At the same Senate Transportation meeting, legislative counsel presented two funding options to direct more purchase‑and‑use tax revenue to the transportation fund while protecting education fund receipts.
Damian Leonard outlined "option one," which would transfer $10 million from the general fund to the transportation fund in fiscal 2027 (a placeholder rounding of a House estimate of about $9.9 million) and then step down transfers from the purchase‑and‑use tax to the education fund over five years so that more revenue returns to transportation in subsequent years. "Option two" is similar but spreads the step‑down over six years.

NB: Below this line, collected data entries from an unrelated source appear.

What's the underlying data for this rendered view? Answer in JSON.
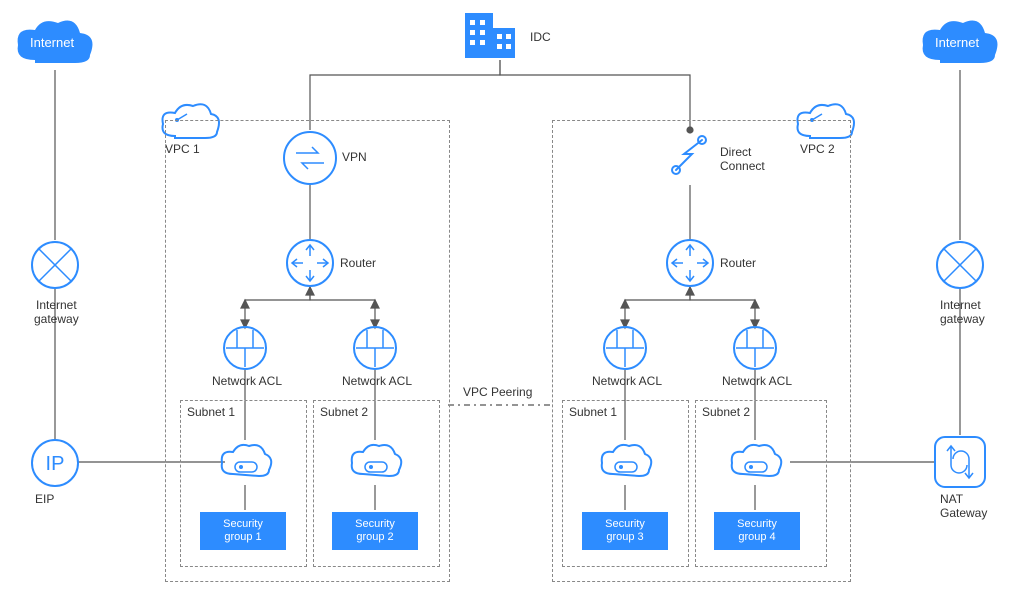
{
  "top": {
    "idc": "IDC"
  },
  "left": {
    "internet": "Internet",
    "gateway": "Internet\ngateway",
    "eip": "EIP"
  },
  "right": {
    "internet": "Internet",
    "gateway": "Internet\ngateway",
    "nat": "NAT\nGateway"
  },
  "vpc1": {
    "title": "VPC 1",
    "vpn": "VPN",
    "router": "Router",
    "acl1": "Network ACL",
    "acl2": "Network ACL",
    "subnet1": "Subnet 1",
    "subnet2": "Subnet 2",
    "sg1": "Security\ngroup 1",
    "sg2": "Security\ngroup 2"
  },
  "vpc2": {
    "title": "VPC 2",
    "dc": "Direct\nConnect",
    "router": "Router",
    "acl1": "Network ACL",
    "acl2": "Network ACL",
    "subnet1": "Subnet 1",
    "subnet2": "Subnet 2",
    "sg3": "Security\ngroup 3",
    "sg4": "Security\ngroup 4"
  },
  "middle": {
    "peering": "VPC Peering"
  }
}
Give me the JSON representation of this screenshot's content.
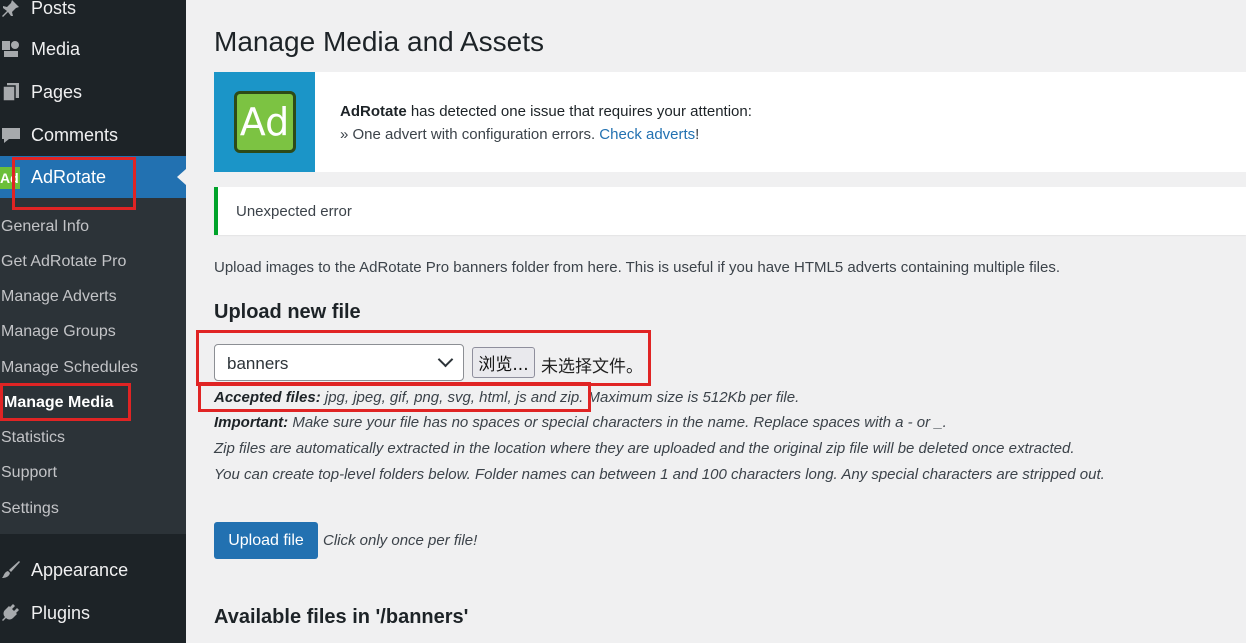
{
  "sidebar": {
    "top_items": [
      {
        "label": "Posts",
        "icon": "pin-icon"
      },
      {
        "label": "Media",
        "icon": "media-icon"
      },
      {
        "label": "Pages",
        "icon": "pages-icon"
      },
      {
        "label": "Comments",
        "icon": "comments-icon"
      },
      {
        "label": "AdRotate",
        "icon": "adrotate-icon",
        "badge": "Ad"
      }
    ],
    "submenu": [
      "General Info",
      "Get AdRotate Pro",
      "Manage Adverts",
      "Manage Groups",
      "Manage Schedules",
      "Manage Media",
      "Statistics",
      "Support",
      "Settings"
    ],
    "bottom_items": [
      {
        "label": "Appearance",
        "icon": "brush-icon"
      },
      {
        "label": "Plugins",
        "icon": "plug-icon"
      }
    ]
  },
  "main": {
    "title": "Manage Media and Assets",
    "ad_notice": {
      "logo_text": "Ad",
      "brand": "AdRotate",
      "line1_rest": " has detected one issue that requires your attention:",
      "line2_prefix": "» One advert with configuration errors. ",
      "link": "Check adverts",
      "line2_suffix": "!"
    },
    "error_notice": "Unexpected error",
    "intro": "Upload images to the AdRotate Pro banners folder from here. This is useful if you have HTML5 adverts containing multiple files.",
    "upload_heading": "Upload new file",
    "folder_select": "banners",
    "browse_label": "浏览...",
    "no_file_text": "未选择文件。",
    "help": {
      "accepted_label": "Accepted files:",
      "accepted_rest": " jpg, jpeg, gif, png, svg, html, js and zip. Maximum size is 512Kb per file.",
      "important_label": "Important:",
      "important_rest": " Make sure your file has no spaces or special characters in the name. Replace spaces with a - or _.",
      "zip_note": "Zip files are automatically extracted in the location where they are uploaded and the original zip file will be deleted once extracted.",
      "folder_note": "You can create top-level folders below. Folder names can between 1 and 100 characters long. Any special characters are stripped out."
    },
    "upload_button": "Upload file",
    "click_once": "Click only once per file!",
    "available_heading": "Available files in '/banners'"
  },
  "colors": {
    "admin_blue": "#2271b1",
    "sidebar_bg": "#1d2327",
    "highlight_red": "#e02424",
    "success_green": "#00a32a"
  }
}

Leonard said both options use estimates from legislative fiscal staff and that the dollar figures are placeholders that can be adjusted to align with the budget bill and JFO projections. He framed the proposals as ways to restore purchase‑and‑use tax revenue that historically defaulted to transportation prior to prior transfers that temporarily shunted a portion to education.

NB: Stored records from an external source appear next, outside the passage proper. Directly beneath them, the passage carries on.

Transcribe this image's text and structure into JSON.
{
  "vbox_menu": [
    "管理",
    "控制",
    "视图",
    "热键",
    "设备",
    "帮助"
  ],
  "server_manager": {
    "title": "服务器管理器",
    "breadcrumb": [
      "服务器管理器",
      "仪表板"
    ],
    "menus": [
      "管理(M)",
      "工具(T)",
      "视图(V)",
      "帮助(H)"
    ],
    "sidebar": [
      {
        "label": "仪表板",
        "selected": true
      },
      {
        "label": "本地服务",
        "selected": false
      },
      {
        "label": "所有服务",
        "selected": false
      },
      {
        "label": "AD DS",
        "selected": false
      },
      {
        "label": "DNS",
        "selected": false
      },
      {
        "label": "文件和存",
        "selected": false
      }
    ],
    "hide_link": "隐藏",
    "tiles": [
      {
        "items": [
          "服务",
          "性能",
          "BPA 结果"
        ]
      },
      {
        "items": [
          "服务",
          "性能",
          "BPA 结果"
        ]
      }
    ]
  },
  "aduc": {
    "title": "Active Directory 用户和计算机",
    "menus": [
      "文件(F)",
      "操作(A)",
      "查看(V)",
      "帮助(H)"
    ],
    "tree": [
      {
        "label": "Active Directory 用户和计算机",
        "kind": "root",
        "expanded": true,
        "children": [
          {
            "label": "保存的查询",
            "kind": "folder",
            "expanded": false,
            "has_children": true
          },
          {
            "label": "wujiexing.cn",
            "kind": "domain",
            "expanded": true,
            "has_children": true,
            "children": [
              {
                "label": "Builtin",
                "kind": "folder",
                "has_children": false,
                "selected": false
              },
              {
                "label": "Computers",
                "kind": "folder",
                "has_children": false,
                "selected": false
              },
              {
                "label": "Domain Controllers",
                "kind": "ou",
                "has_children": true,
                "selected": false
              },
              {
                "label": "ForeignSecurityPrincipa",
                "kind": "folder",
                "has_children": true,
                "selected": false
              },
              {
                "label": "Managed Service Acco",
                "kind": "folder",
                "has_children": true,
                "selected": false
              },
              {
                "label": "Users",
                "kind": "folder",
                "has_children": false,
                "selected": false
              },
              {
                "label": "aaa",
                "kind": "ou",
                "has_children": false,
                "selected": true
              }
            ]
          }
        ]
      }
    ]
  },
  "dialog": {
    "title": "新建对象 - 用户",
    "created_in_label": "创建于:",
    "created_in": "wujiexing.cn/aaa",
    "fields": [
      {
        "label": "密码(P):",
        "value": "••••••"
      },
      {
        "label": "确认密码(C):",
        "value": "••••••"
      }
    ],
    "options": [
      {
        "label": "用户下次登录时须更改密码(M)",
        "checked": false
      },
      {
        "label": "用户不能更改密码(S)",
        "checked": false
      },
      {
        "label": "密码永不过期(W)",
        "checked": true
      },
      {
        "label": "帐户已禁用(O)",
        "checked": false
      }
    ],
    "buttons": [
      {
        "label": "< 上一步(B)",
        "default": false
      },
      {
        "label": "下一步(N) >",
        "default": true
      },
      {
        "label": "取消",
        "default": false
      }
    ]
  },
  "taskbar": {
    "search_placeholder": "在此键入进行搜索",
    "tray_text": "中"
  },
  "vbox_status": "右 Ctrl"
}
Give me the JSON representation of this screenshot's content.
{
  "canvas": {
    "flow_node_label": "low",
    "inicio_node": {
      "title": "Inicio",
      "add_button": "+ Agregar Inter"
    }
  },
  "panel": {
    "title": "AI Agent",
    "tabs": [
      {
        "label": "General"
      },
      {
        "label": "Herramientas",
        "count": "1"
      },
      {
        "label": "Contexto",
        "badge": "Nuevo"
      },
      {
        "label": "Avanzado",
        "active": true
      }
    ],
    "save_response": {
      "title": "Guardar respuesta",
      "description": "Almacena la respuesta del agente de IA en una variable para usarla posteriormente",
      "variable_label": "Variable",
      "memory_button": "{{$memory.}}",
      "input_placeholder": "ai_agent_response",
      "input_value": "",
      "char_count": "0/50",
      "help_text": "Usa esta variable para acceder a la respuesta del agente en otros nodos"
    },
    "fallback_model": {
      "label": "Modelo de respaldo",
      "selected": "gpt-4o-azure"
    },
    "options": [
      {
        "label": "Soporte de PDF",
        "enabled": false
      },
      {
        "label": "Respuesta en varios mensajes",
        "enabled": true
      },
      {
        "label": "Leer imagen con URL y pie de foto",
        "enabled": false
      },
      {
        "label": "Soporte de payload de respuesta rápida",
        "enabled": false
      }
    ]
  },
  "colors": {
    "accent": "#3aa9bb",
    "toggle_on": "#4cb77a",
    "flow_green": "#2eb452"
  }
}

Committee members asked clarifying questions about the mechanics and timing of transfers and how the proposals interact with other revenue streams. No committee vote was taken; members recessed for lunch and planned to resume work after agency and research follow‑ups on the mileage‑based user fee.
Next steps: staff will reconcile the purchase‑and‑use options with JFO revenue estimates and committee priorities as the bill proceeds through the committee process.